Monday, December 05, 2005

Movie #3

3: A Clockwork Orange

In a futuristic Britain, a gang of teenagers go on the rampage every night, beating and raping helpless victims. After one of the boys quells an uprising in the gang, they knock him out and leave him for the police to find. He agrees to try "aversion therapy" to shorten his jail sentence. When he is eventually let out, he hates violence, but the rest of his gang members are still after him.

Not to be confused with it's porno equivalent (Clockwork Orgy) this movie is brilliant. It's about how once a man ceases to be able to choose, he ceases to be a man. I never understood what the title meant, but apparently, it's because aversion therapy turns people into "Clockwork oranges" (Ourang being the Malay word for Man.) Also, hearing Beethoven's 9th Symphony has the same effect on Alex as the thought of violence, but then I realized that Stanley Kubrick does the same thing to the audience by showing really violent scene to light and easy songs. For example, now whenever I hear "The Thieving Magpie" by Rossini, I think of that rape scene in the Derelict Casino with Billy Boy and his gang. And anyone who has seen this movie knows that "Singin' in the Rain" is an *excellent* tune to stomp somebody's guts out to! If we are going to experience these scenes as we should, we have to do it consciously, by realising they are bad, and not because the director tells us so through the use of music and images. I think that's what Kubrick was trying to accomplish. I just like the way the movie messes with your mind like that, it's great.
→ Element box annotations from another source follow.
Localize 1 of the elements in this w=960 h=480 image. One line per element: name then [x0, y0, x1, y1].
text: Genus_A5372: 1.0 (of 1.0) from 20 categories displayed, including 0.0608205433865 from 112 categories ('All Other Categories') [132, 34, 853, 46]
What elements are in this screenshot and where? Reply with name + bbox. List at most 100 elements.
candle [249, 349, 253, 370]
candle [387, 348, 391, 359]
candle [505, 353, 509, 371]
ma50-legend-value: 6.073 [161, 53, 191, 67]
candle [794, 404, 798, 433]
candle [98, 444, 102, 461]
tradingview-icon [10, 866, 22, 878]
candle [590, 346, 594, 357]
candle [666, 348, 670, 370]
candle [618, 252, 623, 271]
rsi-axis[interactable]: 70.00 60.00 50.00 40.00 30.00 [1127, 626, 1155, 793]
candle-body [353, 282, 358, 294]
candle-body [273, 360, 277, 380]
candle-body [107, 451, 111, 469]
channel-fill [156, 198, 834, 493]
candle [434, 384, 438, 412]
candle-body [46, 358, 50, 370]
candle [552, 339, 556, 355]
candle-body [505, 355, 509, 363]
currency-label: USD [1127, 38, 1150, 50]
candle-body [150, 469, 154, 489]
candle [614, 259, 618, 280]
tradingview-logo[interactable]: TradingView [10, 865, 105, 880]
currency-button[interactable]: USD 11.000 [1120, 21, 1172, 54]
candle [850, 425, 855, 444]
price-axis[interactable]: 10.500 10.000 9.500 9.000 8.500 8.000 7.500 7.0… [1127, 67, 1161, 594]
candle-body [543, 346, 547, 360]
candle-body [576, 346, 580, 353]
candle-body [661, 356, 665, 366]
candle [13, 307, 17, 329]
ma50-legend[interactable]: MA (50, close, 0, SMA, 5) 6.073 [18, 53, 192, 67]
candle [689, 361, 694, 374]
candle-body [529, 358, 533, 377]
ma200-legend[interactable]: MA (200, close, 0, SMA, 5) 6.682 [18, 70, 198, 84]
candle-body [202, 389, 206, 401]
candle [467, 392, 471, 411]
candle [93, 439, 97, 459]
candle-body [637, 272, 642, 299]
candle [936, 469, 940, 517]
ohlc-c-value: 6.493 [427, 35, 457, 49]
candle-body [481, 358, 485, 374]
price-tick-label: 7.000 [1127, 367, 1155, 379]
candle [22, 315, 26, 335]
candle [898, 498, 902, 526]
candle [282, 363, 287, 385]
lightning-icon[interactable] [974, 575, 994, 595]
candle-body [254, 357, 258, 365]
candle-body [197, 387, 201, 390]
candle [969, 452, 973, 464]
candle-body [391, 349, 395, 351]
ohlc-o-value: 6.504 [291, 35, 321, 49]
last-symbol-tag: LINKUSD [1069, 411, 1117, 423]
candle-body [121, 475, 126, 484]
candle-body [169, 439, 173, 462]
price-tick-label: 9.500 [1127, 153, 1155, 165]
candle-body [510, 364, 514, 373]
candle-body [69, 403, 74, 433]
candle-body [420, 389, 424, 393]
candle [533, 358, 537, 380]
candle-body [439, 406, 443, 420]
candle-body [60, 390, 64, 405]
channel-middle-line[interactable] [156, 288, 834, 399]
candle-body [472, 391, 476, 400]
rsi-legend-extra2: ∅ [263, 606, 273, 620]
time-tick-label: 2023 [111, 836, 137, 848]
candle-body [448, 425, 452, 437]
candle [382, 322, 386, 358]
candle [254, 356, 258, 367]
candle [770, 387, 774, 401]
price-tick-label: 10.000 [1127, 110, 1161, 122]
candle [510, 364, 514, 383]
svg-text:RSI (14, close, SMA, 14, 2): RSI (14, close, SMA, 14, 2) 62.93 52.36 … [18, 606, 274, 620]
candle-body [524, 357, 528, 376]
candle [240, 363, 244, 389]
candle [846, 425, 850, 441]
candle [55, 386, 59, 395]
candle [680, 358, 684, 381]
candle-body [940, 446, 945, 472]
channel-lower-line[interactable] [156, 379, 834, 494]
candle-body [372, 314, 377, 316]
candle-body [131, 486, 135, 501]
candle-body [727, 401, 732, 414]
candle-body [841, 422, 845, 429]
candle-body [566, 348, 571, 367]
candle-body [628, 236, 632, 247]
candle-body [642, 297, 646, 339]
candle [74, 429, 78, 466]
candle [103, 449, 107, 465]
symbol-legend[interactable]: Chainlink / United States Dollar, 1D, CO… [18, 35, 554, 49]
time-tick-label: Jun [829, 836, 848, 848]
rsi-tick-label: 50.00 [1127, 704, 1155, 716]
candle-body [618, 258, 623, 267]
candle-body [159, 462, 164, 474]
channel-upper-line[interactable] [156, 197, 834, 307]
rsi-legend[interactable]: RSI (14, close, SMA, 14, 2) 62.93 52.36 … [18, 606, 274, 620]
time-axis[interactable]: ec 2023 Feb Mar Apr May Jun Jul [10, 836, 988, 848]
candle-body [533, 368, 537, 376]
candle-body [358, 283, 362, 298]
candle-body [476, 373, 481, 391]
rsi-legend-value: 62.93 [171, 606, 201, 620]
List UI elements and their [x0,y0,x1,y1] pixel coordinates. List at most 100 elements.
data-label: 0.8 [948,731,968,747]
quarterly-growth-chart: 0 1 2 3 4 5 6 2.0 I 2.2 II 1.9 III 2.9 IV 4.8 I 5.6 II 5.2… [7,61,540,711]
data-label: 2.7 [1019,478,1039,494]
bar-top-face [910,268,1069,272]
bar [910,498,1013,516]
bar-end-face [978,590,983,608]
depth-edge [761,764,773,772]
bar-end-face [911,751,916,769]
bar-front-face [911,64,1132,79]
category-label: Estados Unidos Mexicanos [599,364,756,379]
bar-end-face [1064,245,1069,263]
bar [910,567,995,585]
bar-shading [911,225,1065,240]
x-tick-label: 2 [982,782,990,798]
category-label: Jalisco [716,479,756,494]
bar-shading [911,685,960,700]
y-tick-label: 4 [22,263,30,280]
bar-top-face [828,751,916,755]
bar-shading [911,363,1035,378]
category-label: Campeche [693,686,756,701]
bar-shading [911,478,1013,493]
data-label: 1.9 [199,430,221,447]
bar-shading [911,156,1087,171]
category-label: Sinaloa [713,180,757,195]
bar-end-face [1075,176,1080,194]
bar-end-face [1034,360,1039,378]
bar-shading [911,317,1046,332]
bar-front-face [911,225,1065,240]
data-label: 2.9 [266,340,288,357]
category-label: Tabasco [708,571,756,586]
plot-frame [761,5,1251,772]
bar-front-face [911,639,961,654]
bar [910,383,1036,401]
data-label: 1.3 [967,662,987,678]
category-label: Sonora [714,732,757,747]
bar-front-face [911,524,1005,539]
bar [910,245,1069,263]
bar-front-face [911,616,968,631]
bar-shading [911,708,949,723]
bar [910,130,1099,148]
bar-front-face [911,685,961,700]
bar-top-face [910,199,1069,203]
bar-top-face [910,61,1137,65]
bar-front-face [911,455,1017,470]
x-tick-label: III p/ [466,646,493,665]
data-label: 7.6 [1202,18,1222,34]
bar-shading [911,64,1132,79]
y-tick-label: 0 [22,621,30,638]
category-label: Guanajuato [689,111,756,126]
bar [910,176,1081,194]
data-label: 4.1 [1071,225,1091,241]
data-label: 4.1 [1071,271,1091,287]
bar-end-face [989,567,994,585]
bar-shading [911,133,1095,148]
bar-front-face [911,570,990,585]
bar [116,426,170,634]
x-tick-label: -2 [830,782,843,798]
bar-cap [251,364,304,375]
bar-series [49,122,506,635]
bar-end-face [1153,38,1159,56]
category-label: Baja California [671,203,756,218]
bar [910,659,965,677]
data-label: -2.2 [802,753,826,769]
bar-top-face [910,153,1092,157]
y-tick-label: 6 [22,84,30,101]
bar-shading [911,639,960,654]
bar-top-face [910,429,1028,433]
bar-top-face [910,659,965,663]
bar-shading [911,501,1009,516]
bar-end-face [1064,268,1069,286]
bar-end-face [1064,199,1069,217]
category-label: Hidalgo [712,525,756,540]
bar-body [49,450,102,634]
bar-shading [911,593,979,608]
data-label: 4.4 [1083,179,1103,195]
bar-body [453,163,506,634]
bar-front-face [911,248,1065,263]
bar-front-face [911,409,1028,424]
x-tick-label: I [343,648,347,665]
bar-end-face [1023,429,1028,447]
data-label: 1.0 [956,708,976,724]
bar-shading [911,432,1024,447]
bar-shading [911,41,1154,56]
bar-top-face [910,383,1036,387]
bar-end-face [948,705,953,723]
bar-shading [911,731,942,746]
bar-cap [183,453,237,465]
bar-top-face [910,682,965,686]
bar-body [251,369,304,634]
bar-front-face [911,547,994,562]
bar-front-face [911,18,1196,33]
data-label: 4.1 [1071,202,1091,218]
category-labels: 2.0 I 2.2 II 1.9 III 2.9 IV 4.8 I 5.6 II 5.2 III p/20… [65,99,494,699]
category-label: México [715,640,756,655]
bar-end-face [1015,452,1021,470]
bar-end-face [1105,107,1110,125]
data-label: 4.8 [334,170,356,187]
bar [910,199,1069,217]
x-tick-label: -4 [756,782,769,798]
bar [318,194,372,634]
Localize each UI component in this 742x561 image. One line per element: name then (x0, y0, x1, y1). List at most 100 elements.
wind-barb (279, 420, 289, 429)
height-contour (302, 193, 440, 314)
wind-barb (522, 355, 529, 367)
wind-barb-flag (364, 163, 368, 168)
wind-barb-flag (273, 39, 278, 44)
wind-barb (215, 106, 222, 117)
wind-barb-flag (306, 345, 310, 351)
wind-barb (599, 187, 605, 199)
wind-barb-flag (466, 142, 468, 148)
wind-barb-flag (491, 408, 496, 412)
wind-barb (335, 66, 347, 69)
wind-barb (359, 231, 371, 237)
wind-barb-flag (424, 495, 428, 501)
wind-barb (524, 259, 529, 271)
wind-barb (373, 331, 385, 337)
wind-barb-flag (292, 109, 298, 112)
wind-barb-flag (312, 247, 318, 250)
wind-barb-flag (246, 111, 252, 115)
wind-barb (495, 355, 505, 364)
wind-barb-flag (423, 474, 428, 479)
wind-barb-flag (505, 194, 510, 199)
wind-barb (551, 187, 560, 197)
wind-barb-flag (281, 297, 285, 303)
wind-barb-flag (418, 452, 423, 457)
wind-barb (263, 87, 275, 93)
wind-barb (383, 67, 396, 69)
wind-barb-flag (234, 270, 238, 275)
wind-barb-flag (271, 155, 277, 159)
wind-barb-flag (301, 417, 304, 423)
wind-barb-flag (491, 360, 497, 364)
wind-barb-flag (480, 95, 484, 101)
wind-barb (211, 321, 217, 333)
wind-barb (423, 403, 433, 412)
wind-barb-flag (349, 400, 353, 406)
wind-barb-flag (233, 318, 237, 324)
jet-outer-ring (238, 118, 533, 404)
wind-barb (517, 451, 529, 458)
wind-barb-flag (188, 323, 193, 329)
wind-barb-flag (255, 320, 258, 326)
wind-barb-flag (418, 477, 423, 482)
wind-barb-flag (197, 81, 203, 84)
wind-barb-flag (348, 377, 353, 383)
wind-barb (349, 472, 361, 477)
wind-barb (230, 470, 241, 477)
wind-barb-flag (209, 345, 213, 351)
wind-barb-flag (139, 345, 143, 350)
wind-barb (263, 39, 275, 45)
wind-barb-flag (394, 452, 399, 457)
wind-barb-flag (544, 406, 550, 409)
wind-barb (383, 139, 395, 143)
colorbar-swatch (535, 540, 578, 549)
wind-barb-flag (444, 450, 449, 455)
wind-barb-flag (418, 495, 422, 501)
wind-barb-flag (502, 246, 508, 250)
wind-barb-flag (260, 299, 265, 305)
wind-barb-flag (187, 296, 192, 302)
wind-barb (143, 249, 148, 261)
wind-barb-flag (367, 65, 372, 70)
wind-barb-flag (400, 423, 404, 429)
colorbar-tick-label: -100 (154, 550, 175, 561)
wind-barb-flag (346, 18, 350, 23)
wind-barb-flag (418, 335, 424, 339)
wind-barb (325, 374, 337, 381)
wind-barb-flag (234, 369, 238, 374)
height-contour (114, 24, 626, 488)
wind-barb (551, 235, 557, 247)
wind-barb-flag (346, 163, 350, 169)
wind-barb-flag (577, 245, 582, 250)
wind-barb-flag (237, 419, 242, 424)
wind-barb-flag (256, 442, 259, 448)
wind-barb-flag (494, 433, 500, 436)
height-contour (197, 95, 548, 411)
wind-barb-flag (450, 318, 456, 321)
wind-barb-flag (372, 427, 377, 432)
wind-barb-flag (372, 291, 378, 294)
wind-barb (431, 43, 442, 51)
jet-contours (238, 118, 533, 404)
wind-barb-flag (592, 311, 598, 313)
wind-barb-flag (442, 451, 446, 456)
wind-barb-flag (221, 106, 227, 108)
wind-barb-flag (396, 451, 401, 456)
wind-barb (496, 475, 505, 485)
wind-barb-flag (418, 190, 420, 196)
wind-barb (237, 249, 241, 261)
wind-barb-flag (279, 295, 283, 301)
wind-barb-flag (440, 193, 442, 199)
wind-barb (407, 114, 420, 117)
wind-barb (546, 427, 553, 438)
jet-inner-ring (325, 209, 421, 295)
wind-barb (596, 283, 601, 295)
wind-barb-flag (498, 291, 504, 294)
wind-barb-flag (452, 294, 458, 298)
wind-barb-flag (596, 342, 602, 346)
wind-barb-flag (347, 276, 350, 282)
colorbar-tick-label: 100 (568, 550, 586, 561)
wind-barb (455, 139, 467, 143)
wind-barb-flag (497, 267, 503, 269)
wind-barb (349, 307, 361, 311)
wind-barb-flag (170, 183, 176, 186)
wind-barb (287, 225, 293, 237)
Also, similar to Trainspotting, you pretty much need to use a dictionary to get through this one. I guess you don't if you can figure out what's being said in this scene:

Dim: Yarbles! Great bolshy yarblockos to you. I'll meet you with chain or nozh or britva anytime. I'm not having you aiming tolchocks at me reasonless. It stands to reason, I won't have it.
Alex: A nozh scrap anytime you say.
Dim: Doobiedoob, a bit tired maybe, best not to say more. Bedways is rightways now, so best we go homeways and get a bit of spatchka. Right-right?

The vernacular spoken by the characters is called "Nadsat" and is kind of a Russian spin on the English language. You can read all about it here. In fact, the first edition of the novel by Anthony Burgess contained so much Nadsat that it was virtually indecipherable. A Nadsat glossary had to be added to all subsequent editions.

A Clockwork Orange was nominated for four Oscars including Best Picture but won sweet FA. It lost to The French Connection for all four.

1 comment:

Adam said...

Just a little comment to gross out everyone who's already a little grossed out by the picture...

Malcolm MacDowell was temporarily blinded because of a corneal scratch and developed an intense fear of eyedrops as a result of filming this scene.